Does Windows 8.1 work on an 8in tablet?
Microsoft has been at pains to emphasise how well suited the newly minted Windows 8.1 is for compact tablets at this week’s Build conference. Steve Ballmer himself came on stage brandishing an 8in Acer Iconia W3 running Windows 8.1 during his keynote speech – and then promptly made himself the most popular man in San Francisco by announcing he was going to give one to each of the thousands of developers here at Build. I’ve got my hands on one, too. So can Windows 8.1 really compete with iOS and Android on compact tablets?
I’ll stress I’ve only had a short while to play with the W3, and my opinion may well change over time, but my early impressions are that Windows 8.1 does scale nicely to the smaller screen.
The strange thing about running Windows 8.1 on a compact tablet is that you tend to hold such devices in portrait orientation, like an ebook reader, whereas the side-scrolling Windows 8 (and many of its apps) was patently designed primarily for landscape. Microsoft says it’s put in plenty of effort to make the OS work cleanly in portrait mode, and for the large part it appears to have succeeded.
Even though Microsoft has improved the split-screen performance of Windows 8.1, it’s sensibly decided to let you only run one full-screen app in portrait mode. App behaviours change to suit the screen orientation, too.

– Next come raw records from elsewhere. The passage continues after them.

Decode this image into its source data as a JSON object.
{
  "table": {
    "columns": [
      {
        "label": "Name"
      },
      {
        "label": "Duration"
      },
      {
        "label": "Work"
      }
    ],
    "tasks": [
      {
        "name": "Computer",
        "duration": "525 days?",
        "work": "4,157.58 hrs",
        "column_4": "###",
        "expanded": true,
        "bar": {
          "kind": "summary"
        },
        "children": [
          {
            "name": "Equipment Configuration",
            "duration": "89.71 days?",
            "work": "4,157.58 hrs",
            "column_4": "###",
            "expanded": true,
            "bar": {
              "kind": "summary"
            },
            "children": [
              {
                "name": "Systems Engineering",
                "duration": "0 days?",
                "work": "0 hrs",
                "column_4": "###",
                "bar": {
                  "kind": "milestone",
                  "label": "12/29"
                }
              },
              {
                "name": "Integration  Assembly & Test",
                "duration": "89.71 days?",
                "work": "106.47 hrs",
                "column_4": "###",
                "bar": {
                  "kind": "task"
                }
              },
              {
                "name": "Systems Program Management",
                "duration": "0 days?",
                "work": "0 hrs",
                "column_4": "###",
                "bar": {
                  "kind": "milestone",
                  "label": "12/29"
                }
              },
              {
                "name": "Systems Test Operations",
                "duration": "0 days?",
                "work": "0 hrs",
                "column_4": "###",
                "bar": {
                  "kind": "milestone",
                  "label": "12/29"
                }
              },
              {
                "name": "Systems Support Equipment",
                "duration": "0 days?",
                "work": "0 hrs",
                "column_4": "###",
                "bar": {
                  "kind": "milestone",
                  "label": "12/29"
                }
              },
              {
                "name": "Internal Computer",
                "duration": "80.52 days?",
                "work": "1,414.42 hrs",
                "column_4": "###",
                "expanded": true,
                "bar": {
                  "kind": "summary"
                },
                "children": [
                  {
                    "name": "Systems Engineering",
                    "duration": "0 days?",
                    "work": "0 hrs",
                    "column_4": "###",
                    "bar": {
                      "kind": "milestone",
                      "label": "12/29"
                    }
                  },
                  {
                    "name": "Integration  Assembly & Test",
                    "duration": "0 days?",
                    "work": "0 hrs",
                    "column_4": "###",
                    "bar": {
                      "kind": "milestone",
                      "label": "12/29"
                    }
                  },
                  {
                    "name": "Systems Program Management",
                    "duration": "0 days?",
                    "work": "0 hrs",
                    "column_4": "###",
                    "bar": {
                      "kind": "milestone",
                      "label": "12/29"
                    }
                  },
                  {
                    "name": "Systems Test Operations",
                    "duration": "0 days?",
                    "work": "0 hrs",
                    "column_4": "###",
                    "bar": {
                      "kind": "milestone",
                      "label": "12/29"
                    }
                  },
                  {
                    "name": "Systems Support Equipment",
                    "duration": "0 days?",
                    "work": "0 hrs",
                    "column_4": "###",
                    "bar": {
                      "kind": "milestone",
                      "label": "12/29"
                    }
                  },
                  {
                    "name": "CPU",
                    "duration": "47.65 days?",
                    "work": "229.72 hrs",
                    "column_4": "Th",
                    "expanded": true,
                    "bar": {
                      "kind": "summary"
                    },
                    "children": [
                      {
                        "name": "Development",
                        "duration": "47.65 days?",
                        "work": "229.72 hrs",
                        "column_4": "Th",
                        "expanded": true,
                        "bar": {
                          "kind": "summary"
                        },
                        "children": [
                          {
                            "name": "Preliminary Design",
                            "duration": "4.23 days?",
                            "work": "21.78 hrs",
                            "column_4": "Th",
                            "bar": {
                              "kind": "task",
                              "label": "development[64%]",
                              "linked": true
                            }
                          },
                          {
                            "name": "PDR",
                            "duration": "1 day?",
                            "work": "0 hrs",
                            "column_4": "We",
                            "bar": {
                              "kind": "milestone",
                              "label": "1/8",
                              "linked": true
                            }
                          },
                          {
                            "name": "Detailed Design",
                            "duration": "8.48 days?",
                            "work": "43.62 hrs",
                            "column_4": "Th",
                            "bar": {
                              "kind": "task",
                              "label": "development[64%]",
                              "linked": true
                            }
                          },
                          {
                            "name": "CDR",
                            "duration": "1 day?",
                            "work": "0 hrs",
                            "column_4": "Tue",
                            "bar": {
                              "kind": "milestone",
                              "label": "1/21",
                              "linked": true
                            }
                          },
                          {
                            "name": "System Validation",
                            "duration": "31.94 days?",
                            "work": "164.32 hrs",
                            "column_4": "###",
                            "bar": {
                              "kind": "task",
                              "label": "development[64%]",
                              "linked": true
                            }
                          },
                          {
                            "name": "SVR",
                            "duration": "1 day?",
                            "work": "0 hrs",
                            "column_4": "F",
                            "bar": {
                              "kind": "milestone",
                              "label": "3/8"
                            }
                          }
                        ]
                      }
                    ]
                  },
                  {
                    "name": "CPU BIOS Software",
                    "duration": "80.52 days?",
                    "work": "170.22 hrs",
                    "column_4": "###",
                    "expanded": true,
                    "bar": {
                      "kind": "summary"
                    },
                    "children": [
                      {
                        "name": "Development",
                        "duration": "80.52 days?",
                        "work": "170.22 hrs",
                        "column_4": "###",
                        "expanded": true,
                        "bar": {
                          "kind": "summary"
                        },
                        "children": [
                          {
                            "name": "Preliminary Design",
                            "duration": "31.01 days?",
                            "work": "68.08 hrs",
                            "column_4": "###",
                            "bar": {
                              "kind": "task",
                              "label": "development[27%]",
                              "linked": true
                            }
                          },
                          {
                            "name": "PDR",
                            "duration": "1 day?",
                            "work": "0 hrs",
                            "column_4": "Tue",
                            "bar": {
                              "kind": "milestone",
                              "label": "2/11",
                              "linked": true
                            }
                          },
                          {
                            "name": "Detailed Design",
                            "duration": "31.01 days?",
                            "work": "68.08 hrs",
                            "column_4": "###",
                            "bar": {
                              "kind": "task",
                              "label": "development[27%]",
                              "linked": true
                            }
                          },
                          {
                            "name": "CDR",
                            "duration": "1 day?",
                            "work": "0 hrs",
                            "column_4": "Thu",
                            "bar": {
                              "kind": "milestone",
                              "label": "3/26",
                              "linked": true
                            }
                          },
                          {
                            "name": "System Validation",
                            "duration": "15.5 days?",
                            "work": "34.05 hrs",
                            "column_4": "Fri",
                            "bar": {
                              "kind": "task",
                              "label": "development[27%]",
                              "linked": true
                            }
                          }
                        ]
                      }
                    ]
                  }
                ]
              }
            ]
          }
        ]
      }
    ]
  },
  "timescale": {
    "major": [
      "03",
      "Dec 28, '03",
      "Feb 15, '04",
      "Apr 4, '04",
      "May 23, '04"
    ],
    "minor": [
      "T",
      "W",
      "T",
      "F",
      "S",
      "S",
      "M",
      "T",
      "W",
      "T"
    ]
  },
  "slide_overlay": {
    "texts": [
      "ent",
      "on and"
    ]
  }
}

If you click on a message in Mail, for example, the message itself opens full screen in portrait mode, whereas it opens in a side panel when you’re holding the tablet in landscape orientation. Both are good decisions given the screen space available.
The improvements to the software keyboard make a difference for compacts, which normally ship without physical keyboards to keep costs down. The software keyboard now attempts to predict words as you type. Suggestions appear just beneath the word you’re typing, and you can swipe right on the space bar to move to the next word, pressing space again to select the word. As with all predictive text systems, it really only comes in handy on longer words, but we had no problem getting up to a reasonable typing speed in both portrait and landscape modes with Windows’ already excellent software keyboard.
There are some oddities. Swiping in from the edges of the screen to view the list of open apps on the left, or accessing the Charms on the right, feels a little awkward when you’re holding the tablet in portrait mode. The Start screen tiles have to reorganise themselves too — a perfectly tessellated grid of apps in landscape becomes a gappy jumble when you flip to the other orientation. The problem is exacerbated by the two new tile sizes, which make it even harder to keep the Start screen looking neat. It’s an OCD sufferer’s worst nightmare.
Performance isn’t blistering on the Iconia W3, which packs a relatively lowly Atom Z2760 processor and 2GB of RAM. There’s a wee bit of stutter as you move between apps and it takes a second or two to rejig the screen as you move from one orientation to the other, but this is still only a preview of Windows 8.1 and performance may improve.
The two big remaining questions are battery life and the price of devices. I’ve not had long enough with the W3 to pass judgement on battery life, but I’ll post an update when I’ve had a day or two more to test. The Iconia W3 will start from around £280 for the 32GB version, which is more expensive than a Google Nexus 7, but competitive with the iPad mini. And given that these small Windows 8 tablets are now shipping with a full copy of Office Home and Student, the price doesn’t seem unreasonable at all.
Much will again depend on third-party app support, but does Windows 8.1 make a decent compact tablet OS? Yes, it most certainly does.